Running LLM Evaluation Locally with Ollama on Apple Silicon

A recurring practical challenge in my research has been running LLM-based evaluation at scale without depending on cloud APIs. In this post, I want to share the setup I have converged on: Ollama running on a Mac Studio for local judge inference with structured JSON output.

Why Local Inference

There are three reasons I moved evaluation to local inference:

Cost. Evaluating three million fables across four dimensions with a proprietary API is expensive. At typical API pricing, a single evaluation pass would cost hundreds of dollars. Local inference has a one-time hardware cost and then runs at marginal cost of electricity.

Reproducibility. Cloud API models change without notice. A model version that produces certain scores today might produce different scores next month. Local models are versioned and deterministic (at temperature 0), which makes experiments reproducible.

Speed of iteration. When developing evaluation rubrics, I need to test prompts quickly and iterate. Waiting for API rate limits and network latency slows down the development loop. Local inference on a fast machine gives me sub-second response times for models up to 8B parameters.

The Ollama Setup

Ollama is a tool for running open-weight language models locally. It handles model downloading, quantization, and serving through a simple API. My setup:

Hardware: Mac Studio with M-series chip, 64GB unified memory
Models: Granite 4.1 30B (primary judge), EXAONE 3.5 32B (primary judge), Granite 3.3 8B (arbiter)
Serving: Ollama running as a background service, accessible via HTTP API

The unified memory architecture of Apple Silicon is particularly well-suited for this. Models up to 30B parameters fit comfortably in memory, and the memory bandwidth is high enough for reasonable inference speeds.

Structured JSON Output

One of the most important features for evaluation is structured output. When a judge model scores a fable, I need the response in a predictable format that I can parse programmatically. Ollama supports JSON schema enforcement through the response_format parameter:

import requests

response = requests.post(
    "http://localhost:11434/api/chat",
    json={
        "model": "granite3.3:8b",
        "messages": [
            {"role": "system", "content": rubric_prompt},
            {"role": "user", "content": fable_text}
        ],
        "format": {
            "type": "object",
            "properties": {
                "grammar_score": {"type": "integer", "minimum": 1, "maximum": 10},
                "grammar_justification": {"type": "string"},
                "creativity_score": {"type": "integer", "minimum": 1, "maximum": 10},
                "creativity_justification": {"type": "string"}
            },
            "required": ["grammar_score", "grammar_justification",
                         "creativity_score", "creativity_justification"]
        },
        "options": {"temperature": 0}
    }
)

scores = response.json()["message"]["content"]

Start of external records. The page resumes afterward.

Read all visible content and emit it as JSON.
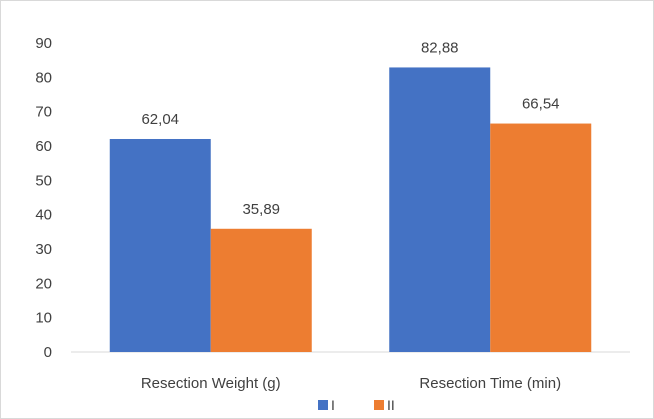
{
  "chart_data": {
    "type": "bar",
    "categories": [
      "Resection Weight (g)",
      "Resection Time (min)"
    ],
    "series": [
      {
        "name": "I",
        "values": [
          62.04,
          82.88
        ],
        "labels": [
          "62,04",
          "82,88"
        ],
        "color": "#4472c4"
      },
      {
        "name": "II",
        "values": [
          35.89,
          66.54
        ],
        "labels": [
          "35,89",
          "66,54"
        ],
        "color": "#ed7d31"
      }
    ],
    "ylim": [
      0,
      90
    ],
    "yticks": [
      "0",
      "10",
      "20",
      "30",
      "40",
      "50",
      "60",
      "70",
      "80",
      "90"
    ],
    "grid": false,
    "legend_position": "bottom"
  }
}
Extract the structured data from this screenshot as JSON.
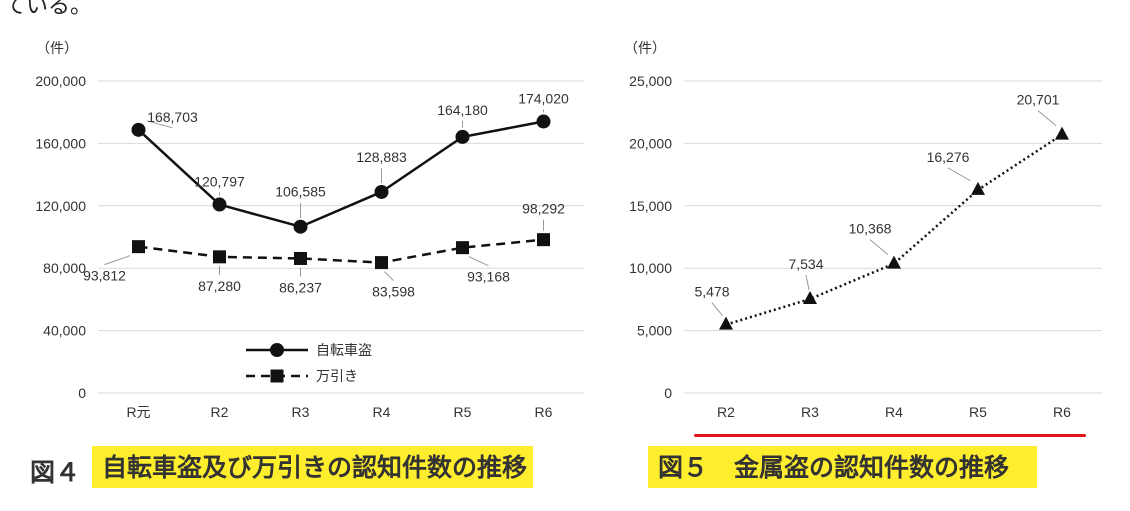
{
  "top_text": "ている。",
  "figures": [
    {
      "number": "図４",
      "caption": "自転車盗及び万引きの認知件数の推移"
    },
    {
      "number": "図５",
      "caption": "金属盗の認知件数の推移"
    }
  ],
  "chart_data": [
    {
      "type": "line",
      "unit_label": "（件）",
      "categories": [
        "R元",
        "R2",
        "R3",
        "R4",
        "R5",
        "R6"
      ],
      "y_ticks": [
        "0",
        "40,000",
        "80,000",
        "120,000",
        "160,000",
        "200,000"
      ],
      "ylim": [
        0,
        200000
      ],
      "grid": true,
      "legend_position": "bottom-center",
      "series": [
        {
          "name": "自転車盗",
          "marker": "circle",
          "line": "solid",
          "values": [
            168703,
            120797,
            106585,
            128883,
            164180,
            174020
          ],
          "labels": [
            "168,703",
            "120,797",
            "106,585",
            "128,883",
            "164,180",
            "174,020"
          ]
        },
        {
          "name": "万引き",
          "marker": "square",
          "line": "dashed",
          "values": [
            93812,
            87280,
            86237,
            83598,
            93168,
            98292
          ],
          "labels": [
            "93,812",
            "87,280",
            "86,237",
            "83,598",
            "93,168",
            "98,292"
          ]
        }
      ]
    },
    {
      "type": "line",
      "unit_label": "（件）",
      "categories": [
        "R2",
        "R3",
        "R4",
        "R5",
        "R6"
      ],
      "y_ticks": [
        "0",
        "5,000",
        "10,000",
        "15,000",
        "20,000",
        "25,000"
      ],
      "ylim": [
        0,
        25000
      ],
      "grid": true,
      "series": [
        {
          "marker": "triangle",
          "line": "dotted",
          "values": [
            5478,
            7534,
            10368,
            16276,
            20701
          ],
          "labels": [
            "5,478",
            "7,534",
            "10,368",
            "16,276",
            "20,701"
          ]
        }
      ]
    }
  ],
  "colors": {
    "highlight": "#ffee2e",
    "underline": "#e0161a",
    "line": "#111111",
    "grid": "#d9d9d9"
  }
}
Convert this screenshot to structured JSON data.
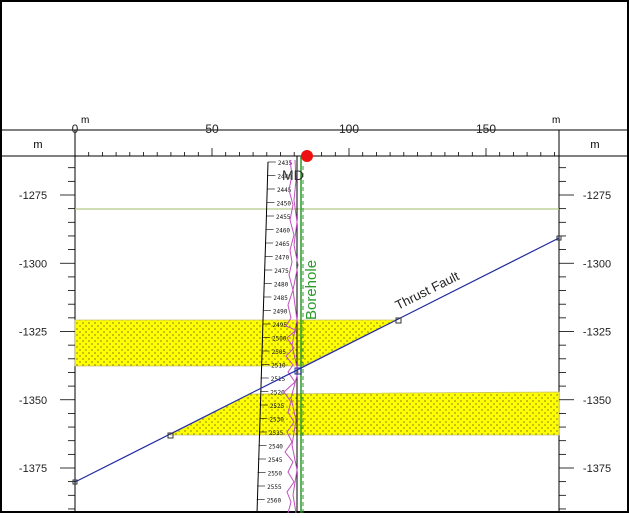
{
  "top_axis": {
    "unit_left": "m",
    "unit_right": "m",
    "ticks": [
      {
        "value": 0,
        "label": "0"
      },
      {
        "value": 50,
        "label": "50"
      },
      {
        "value": 100,
        "label": "100"
      },
      {
        "value": 150,
        "label": "150"
      }
    ]
  },
  "side_axis": {
    "unit_left": "m",
    "unit_right": "m",
    "ticks": [
      {
        "value": -1275,
        "label": "-1275"
      },
      {
        "value": -1300,
        "label": "-1300"
      },
      {
        "value": -1325,
        "label": "-1325"
      },
      {
        "value": -1350,
        "label": "-1350"
      },
      {
        "value": -1375,
        "label": "-1375"
      }
    ]
  },
  "labels": {
    "md": "MD",
    "borehole": "Borehole",
    "thrust_fault": "Thrust Fault"
  },
  "colors": {
    "frame": "#000000",
    "yellow_layer": "#ffff00",
    "horizon_line": "#b5c98a",
    "fault_line": "#1f2aa0",
    "borehole": "#2a9a2a",
    "log_curve": "#c050c0",
    "md_marker": "#ee1111"
  },
  "md_track": {
    "depths": [
      "2435",
      "2440",
      "2445",
      "2450",
      "2455",
      "2460",
      "2465",
      "2470",
      "2475",
      "2480",
      "2485",
      "2490",
      "2495",
      "2500",
      "2505",
      "2510",
      "2515",
      "2520",
      "2525",
      "2530",
      "2535",
      "2540",
      "2545",
      "2550",
      "2555",
      "2560"
    ]
  }
}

The JSON schema enforcement ensures that every response is valid, parseable JSON with the expected fields. No more regex-based output parsing or retries on malformed responses.

Multi-Judge Panel Design

Using multiple judge models from different families is central to my evaluation approach. The three-model panel I use draws from two families (IBM Granite and LG EXAONE), with the smaller Granite model serving as an arbiter when the two primary judges disagree.

A critical constraint: the judge models must not come from the same family as the models being evaluated. If I am evaluating fables generated by Llama, Qwen, and Mistral, I cannot use judges from those families. This avoids the self-preference bias documented in the LLM-as-judge literature.

Practical Tips

A few things I learned through trial and error:

Temperature 0 is essential for reproducibility. Even small temperature values introduce stochastic variation that makes results non-deterministic. For evaluation, determinism matters.

Model selection requires empirical testing. Not all models follow structured output schemas reliably. I tested roughly a dozen models before settling on the current panel. Some models produced valid JSON but poor-quality evaluations; others had good judgment but unreliable output formatting.

Batch processing needs error handling. Even with local inference, occasional failures happen (out-of-memory on long inputs, model hangs on adversarial text). The evaluation pipeline includes timeouts, retries, and fallback logic.

Monitor memory pressure. Running a 30B model saturates the unified memory on a 64GB machine. I avoid running multiple large models simultaneously and schedule evaluation jobs sequentially by model.

This setup has been running reliably for several months now and has processed hundreds of thousands of evaluations. The combination of Ollama, Apple Silicon, and structured JSON output has made local LLM evaluation practical and affordable.